Fitness giant F45 loses court battle
Fitness giant F45 has lost a four-year court battle in which it claimed a rival had copied its computer technology.
Fitness juggernaut F45 has lost a court battle to stop a rival gym from using its computer fitness technology.
The global fitness giant, which is among the country’s most visited gyms, had been locked in a four-year legal battle with rival gym, the Body Fit Training Company (BFT) claiming it had copied its computer workout system.
But the Australian-founded gym lost its battle this week after a Federal Court judge ruled the technology it uses to screen its workouts to users cannot be patented.

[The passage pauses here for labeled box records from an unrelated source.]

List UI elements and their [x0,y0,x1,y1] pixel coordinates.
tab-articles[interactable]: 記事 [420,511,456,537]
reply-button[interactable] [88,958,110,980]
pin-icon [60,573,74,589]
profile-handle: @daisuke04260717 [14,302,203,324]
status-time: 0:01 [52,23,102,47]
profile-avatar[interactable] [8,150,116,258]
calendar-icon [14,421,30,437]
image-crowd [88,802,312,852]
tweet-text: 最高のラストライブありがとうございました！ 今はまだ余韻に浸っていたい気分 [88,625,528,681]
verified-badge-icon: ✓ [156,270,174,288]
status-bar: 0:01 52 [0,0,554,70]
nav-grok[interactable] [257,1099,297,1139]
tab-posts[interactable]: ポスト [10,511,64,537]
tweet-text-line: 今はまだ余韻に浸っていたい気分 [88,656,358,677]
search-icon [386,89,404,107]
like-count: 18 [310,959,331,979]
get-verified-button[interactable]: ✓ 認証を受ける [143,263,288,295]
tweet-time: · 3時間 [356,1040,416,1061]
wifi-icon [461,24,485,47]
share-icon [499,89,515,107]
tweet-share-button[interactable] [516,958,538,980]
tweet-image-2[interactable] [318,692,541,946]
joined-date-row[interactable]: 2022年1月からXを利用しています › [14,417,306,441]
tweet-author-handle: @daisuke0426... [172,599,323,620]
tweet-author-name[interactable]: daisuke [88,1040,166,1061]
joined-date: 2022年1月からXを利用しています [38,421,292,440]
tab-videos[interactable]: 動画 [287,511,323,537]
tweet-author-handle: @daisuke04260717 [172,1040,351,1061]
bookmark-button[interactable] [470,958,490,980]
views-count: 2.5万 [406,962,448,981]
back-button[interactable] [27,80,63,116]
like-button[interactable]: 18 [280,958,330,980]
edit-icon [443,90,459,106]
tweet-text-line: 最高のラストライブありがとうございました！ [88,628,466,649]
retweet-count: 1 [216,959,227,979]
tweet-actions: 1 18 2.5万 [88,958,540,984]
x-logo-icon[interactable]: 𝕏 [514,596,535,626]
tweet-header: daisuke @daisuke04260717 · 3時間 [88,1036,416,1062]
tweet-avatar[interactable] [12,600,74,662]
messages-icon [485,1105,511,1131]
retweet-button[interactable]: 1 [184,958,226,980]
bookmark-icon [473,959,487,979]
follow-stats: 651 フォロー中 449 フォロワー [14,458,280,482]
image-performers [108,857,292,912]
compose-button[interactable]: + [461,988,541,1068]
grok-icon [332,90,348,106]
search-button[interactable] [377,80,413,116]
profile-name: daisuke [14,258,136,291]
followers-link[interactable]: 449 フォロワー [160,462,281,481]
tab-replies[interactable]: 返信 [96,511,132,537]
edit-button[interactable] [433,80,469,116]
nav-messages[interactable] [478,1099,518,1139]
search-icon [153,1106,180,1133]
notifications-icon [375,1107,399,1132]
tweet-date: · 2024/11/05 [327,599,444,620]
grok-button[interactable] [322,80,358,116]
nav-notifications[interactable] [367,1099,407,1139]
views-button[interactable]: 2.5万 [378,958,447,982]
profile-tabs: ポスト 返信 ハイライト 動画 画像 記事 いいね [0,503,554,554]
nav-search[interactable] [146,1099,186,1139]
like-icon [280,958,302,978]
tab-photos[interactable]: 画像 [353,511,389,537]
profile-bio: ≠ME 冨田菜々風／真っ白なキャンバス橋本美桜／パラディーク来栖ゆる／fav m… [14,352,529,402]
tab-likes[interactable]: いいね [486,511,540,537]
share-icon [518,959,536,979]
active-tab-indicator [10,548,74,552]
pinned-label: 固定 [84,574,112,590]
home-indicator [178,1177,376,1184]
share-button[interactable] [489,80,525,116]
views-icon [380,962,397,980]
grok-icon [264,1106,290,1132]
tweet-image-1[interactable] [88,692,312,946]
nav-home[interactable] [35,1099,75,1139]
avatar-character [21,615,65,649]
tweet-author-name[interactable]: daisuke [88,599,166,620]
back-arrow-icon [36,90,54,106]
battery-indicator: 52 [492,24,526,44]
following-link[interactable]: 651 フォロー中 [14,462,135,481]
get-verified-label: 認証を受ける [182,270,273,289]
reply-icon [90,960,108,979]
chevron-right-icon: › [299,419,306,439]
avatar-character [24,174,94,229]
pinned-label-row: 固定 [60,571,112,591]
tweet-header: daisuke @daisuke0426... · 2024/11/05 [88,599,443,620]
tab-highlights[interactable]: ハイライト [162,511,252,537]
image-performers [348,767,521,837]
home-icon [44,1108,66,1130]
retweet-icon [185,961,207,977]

F45 had alleged BFT, four of its franchisees and BFT director Cameron Falloon had infringed its patents by copying its system that uses computers to beam fitness routines to its studios, which gym-goers then watch as they work out.
BFT denied the infringements and sought to revoke the patents, arguing they related to a method that required using “general computers to do ordinary functions”.
In his ruling, the judge found the F45 patents invalid and said they should be revoked.
“The scheme is not made patentable merely because it is implemented using generic computing technology,” Justice John Nicholas said in Tuesday’s judgment.
“It is the kind of scheme that has historically never been regarded as patentable subject matter.”
Given he found the patents invalid, it was not necessary to consider the issue of infringement, the judge added.
F45 – which is backed by Hollywood actor Mark Wahlberg and has over 1,750 studios in 45 countries – was ordered to pay BFT’s legal costs.
BFT joint CEOs Cameron Falloon and Richard Burnet said they were “thrilled” with the finding.
“We look forward to continuing to offer a different and better product, as Australia’s fastest growing fitness franchise,” the pair said in a statement.